Historic district in Iowa, United States

Winterset Courthouse Square Commercial Historic District is a nationally recognized historic district located in Winterset, Iowa, United States. It was listed on the National Register of Historic Places in 2015. At the time of its nomination the district consisted of 82 resources, including 74 contributing buildings, seven noncontributing buildings, and one noncontributing object. The historic district covers most of the city's central business district in the original town plat. Most of the buildings are two-story, brick, commercial buildings. The commercial Italianate style is dominant, with Queen Anne, Romanesque Revival, and Neoclassical styles included. The Madison County Courthouse (1878) is a Renaissance Revival structure designed by Alfred H. Piquenard. Most of the buildings are brick construction, but four were constructed using locally quarried limestone.
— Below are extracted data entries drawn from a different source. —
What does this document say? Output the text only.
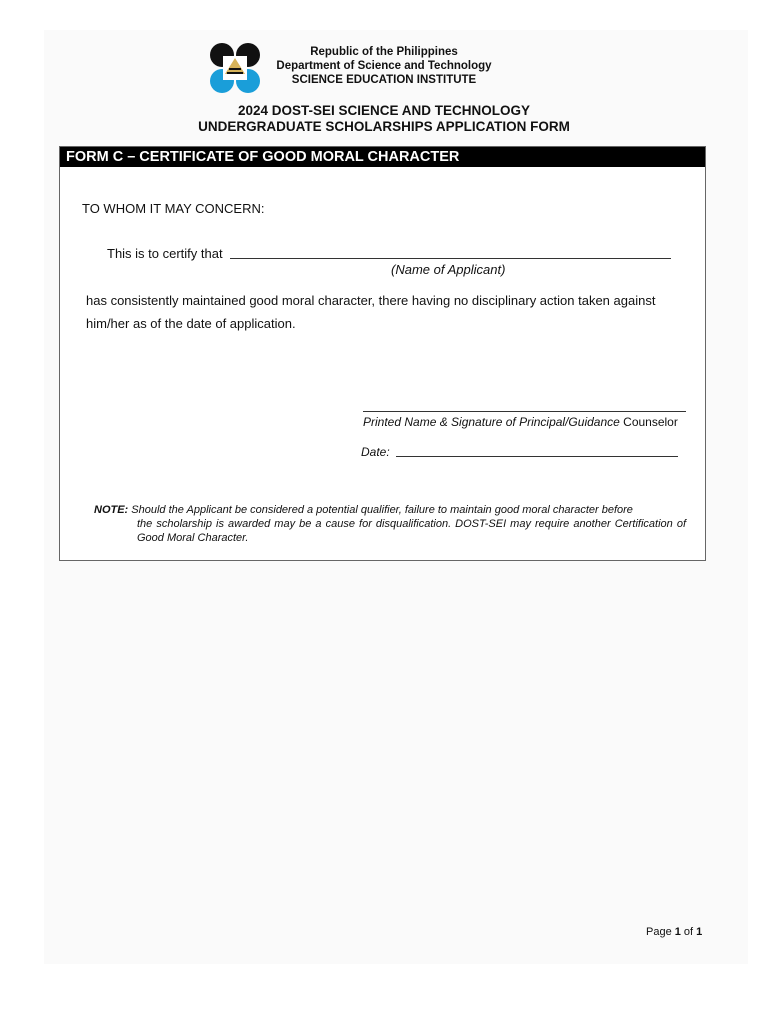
Republic of the Philippines
Department of Science and Technology
SCIENCE EDUCATION INSTITUTE
2024 DOST-SEI SCIENCE AND TECHNOLOGY
UNDERGRADUATE SCHOLARSHIPS APPLICATION FORM
FORM C – CERTIFICATE OF GOOD MORAL CHARACTER
TO WHOM IT MAY CONCERN:
This is to certify that
(Name of Applicant)
has consistently maintained good moral character, there having no disciplinary action taken against
him/her as of the date of application.
Printed Name & Signature of Principal/Guidance Counselor
Date:
NOTE: Should the Applicant be considered a potential qualifier, failure to maintain good moral character before
the scholarship is awarded may be a cause for disqualification. DOST-SEI may require another Certification of Good Moral Character.
Page 1 of 1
The stone buildings include the courthouse, the White, Munger and Company Store (1861), and the Sprague, Brown, and Knowlton Store (1866), all of which are individually listed on the National Register.
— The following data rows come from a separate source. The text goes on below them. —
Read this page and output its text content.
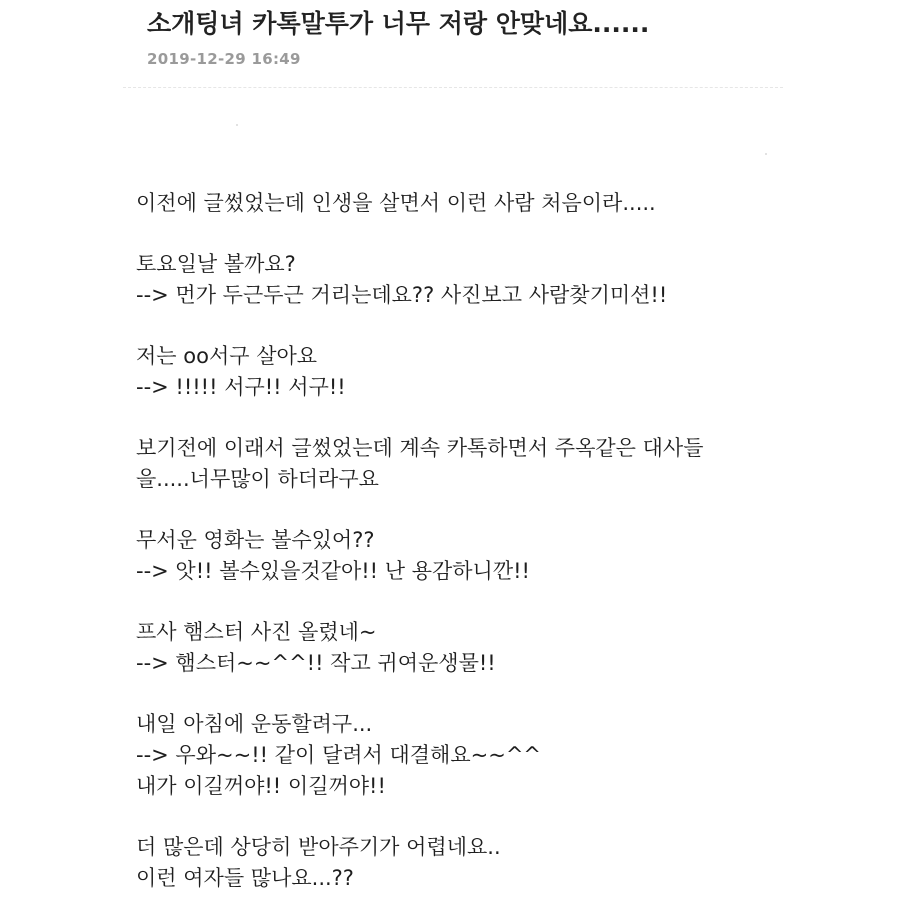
소개팅녀 카톡말투가 너무 저랑 안맞네요......
2019-12-29 16:49

이전에 글썼었는데 인생을 살면서 이런 사람 처음이라.....

토요일날 볼까요?
--> 먼가 두근두근 거리는데요?? 사진보고 사람찾기미션!!

저는 oo서구 살아요
--> !!!!! 서구!! 서구!!

보기전에 이래서 글썼었는데 계속 카톡하면서 주옥같은 대사들
을.....너무많이 하더라구요

무서운 영화는 볼수있어??
--> 앗!! 볼수있을것같아!! 난 용감하니깐!!

프사 햄스터 사진 올렸네~
--> 햄스터~~^^!! 작고 귀여운생물!!

내일 아침에 운동할려구...
--> 우와~~!! 같이 달려서 대결해요~~^^
내가 이길꺼야!! 이길꺼야!!

더 많은데 상당히 받아주기가 어렵네요..
이런 여자들 많나요...??
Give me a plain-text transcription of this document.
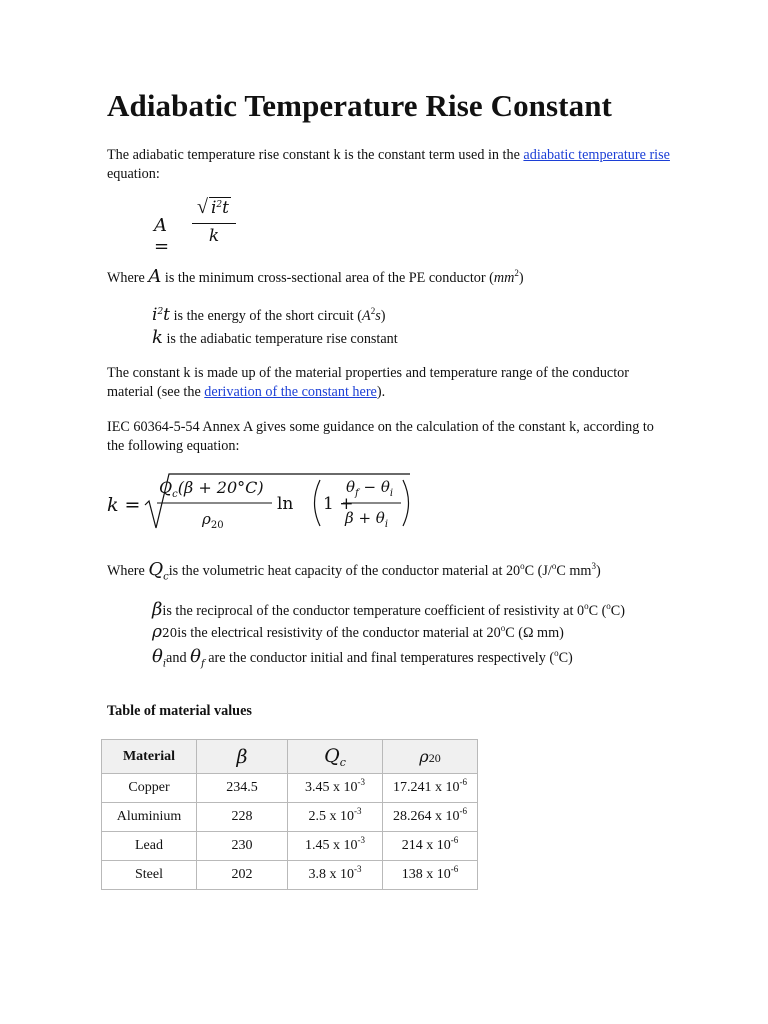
Adiabatic Temperature Rise Constant

The adiabatic temperature rise constant k is the constant term used in the adiabatic temperature rise equation:

A =
√ $i^2t$
k
Where A is the minimum cross-sectional area of the PE conductor $(mm^2)$
$i^2t$ is the energy of the short circuit $(A^2s)$
k is the adiabatic temperature rise constant

The constant k is made up of the material properties and temperature range of the conductor
material (see the derivation of the constant here).

IEC 60364-5-54 Annex A gives some guidance on the calculation of the constant k, according to
the following equation:

k =
$Q_c(\beta + 20^\circ C)$
$\rho_{20}$
ln 1 +
$\theta_f - \theta_i$
$\beta + \theta_i$
Where $Q_cis$ the volumetric heat capacity of the conductor material at 20$^o$C (J/$^o$C $mm^3$)
βis the reciprocal of the conductor temperature coefficient of resistivity at 0$^o$C ($^o$C)
ρ20is the electrical resistivity of the conductor material at 20$^o$C (Ω mm)
$\theta_iand$ $\theta_f$ are the conductor initial and final temperatures respectively ($^o$C)
Table of material values
Material	β	$Q_c$	ρ20
Copper	234.5	3.45 x $10^{-3}$	17.241 x $10^{-6}$
Aluminium	228	2.5 x $10^{-3}$	28.264 x $10^{-6}$
Lead	230	1.45 x $10^{-3}$	214 x $10^{-6}$
Steel	202	3.8 x $10^{-3}$	138 x $10^{-6}$
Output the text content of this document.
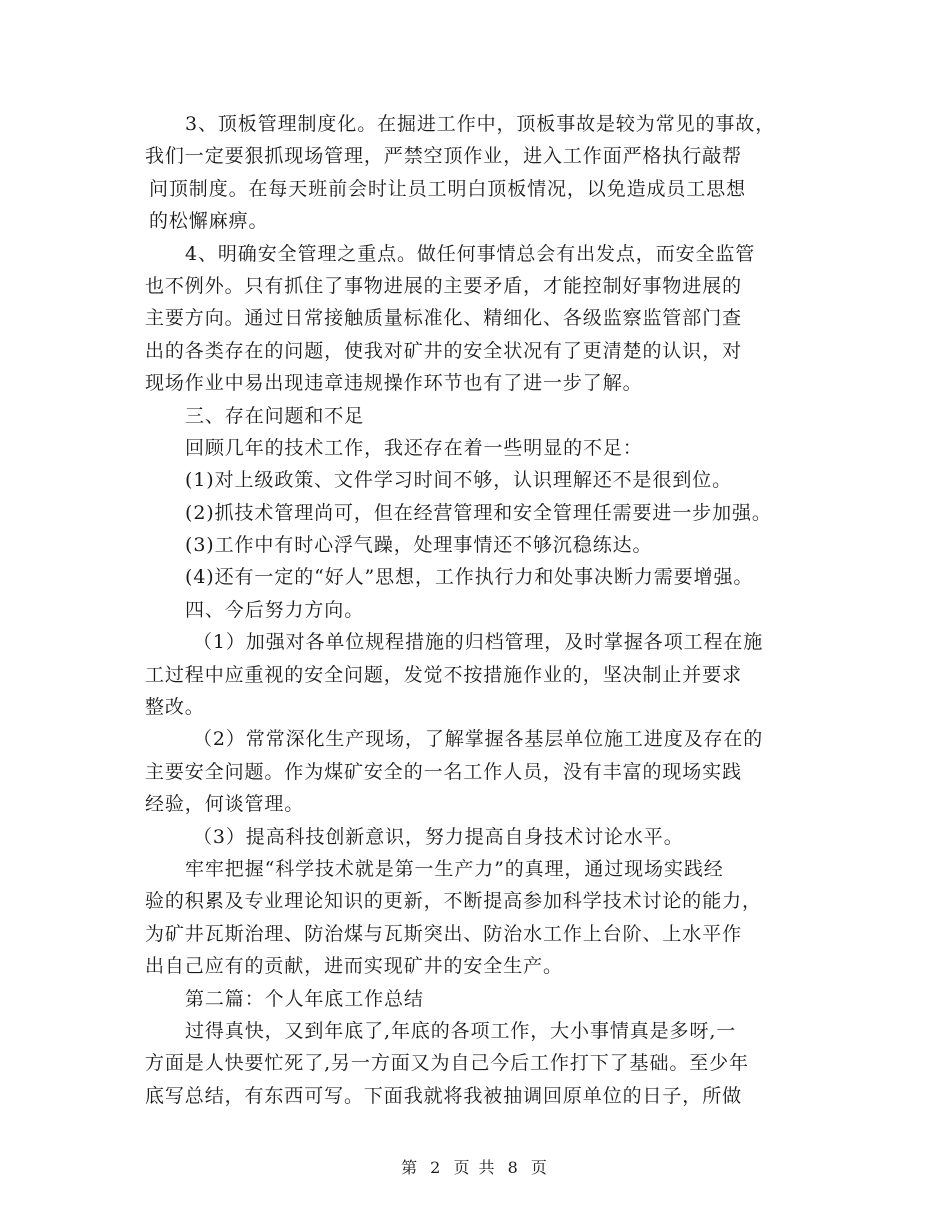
3、顶板管理制度化。在掘进工作中，顶板事故是较为常见的事故，
我们一定要狠抓现场管理，严禁空顶作业，进入工作面严格执行敲帮
问顶制度。在每天班前会时让员工明白顶板情况，以免造成员工思想
的松懈麻痹。
4、明确安全管理之重点。做任何事情总会有出发点，而安全监管
也不例外。只有抓住了事物进展的主要矛盾，才能控制好事物进展的
主要方向。通过日常接触质量标准化、精细化、各级监察监管部门查
出的各类存在的问题，使我对矿井的安全状况有了更清楚的认识，对
现场作业中易出现违章违规操作环节也有了进一步了解。
三、存在问题和不足
回顾几年的技术工作，我还存在着一些明显的不足：
(1)对上级政策、文件学习时间不够，认识理解还不是很到位。
(2)抓技术管理尚可，但在经营管理和安全管理任需要进一步加强。
(3)工作中有时心浮气躁，处理事情还不够沉稳练达。
(4)还有一定的“好人”思想，工作执行力和处事决断力需要增强。
四、今后努力方向。
（1）加强对各单位规程措施的归档管理，及时掌握各项工程在施
工过程中应重视的安全问题，发觉不按措施作业的，坚决制止并要求
整改。
（2）常常深化生产现场，了解掌握各基层单位施工进度及存在的
主要安全问题。作为煤矿安全的一名工作人员，没有丰富的现场实践
经验，何谈管理。
（3）提高科技创新意识，努力提高自身技术讨论水平。
牢牢把握“科学技术就是第一生产力”的真理，通过现场实践经
验的积累及专业理论知识的更新，不断提高参加科学技术讨论的能力，
为矿井瓦斯治理、防治煤与瓦斯突出、防治水工作上台阶、上水平作
出自己应有的贡献，进而实现矿井的安全生产。
第二篇：个人年底工作总结
过得真快，又到年底了,年底的各项工作，大小事情真是多呀,一
方面是人快要忙死了,另一方面又为自己今后工作打下了基础。至少年
底写总结，有东西可写。下面我就将我被抽调回原单位的日子，所做
第 2 页 共 8 页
The period of significance for the district is 1861 to 1965 when most of the buildings were constructed. Unlike many historic downtowns in Iowa, Winterset replaced its initial frame buildings with masonry buildings because of economic prosperity, and not because of fires. In addition to Piquenard, other architects of note who contributed buildings in the district include William Foster (Crawford/Jefferson Block, 1873; Schwaner/Centennial Block, 1876), L.W. Foster (Madisonian Building, 1872; City Hall Block/Jones & Tidrick, 1875), Joseph S. Blake (Firemen's Hall/City Hall/Light Plant, 1888, 1889, 1923), Frank E. Wetherell (Bevington Building/Masonic Temple, 1914 remodel), and Louis A. Simon (U.S. Post Office, 1935).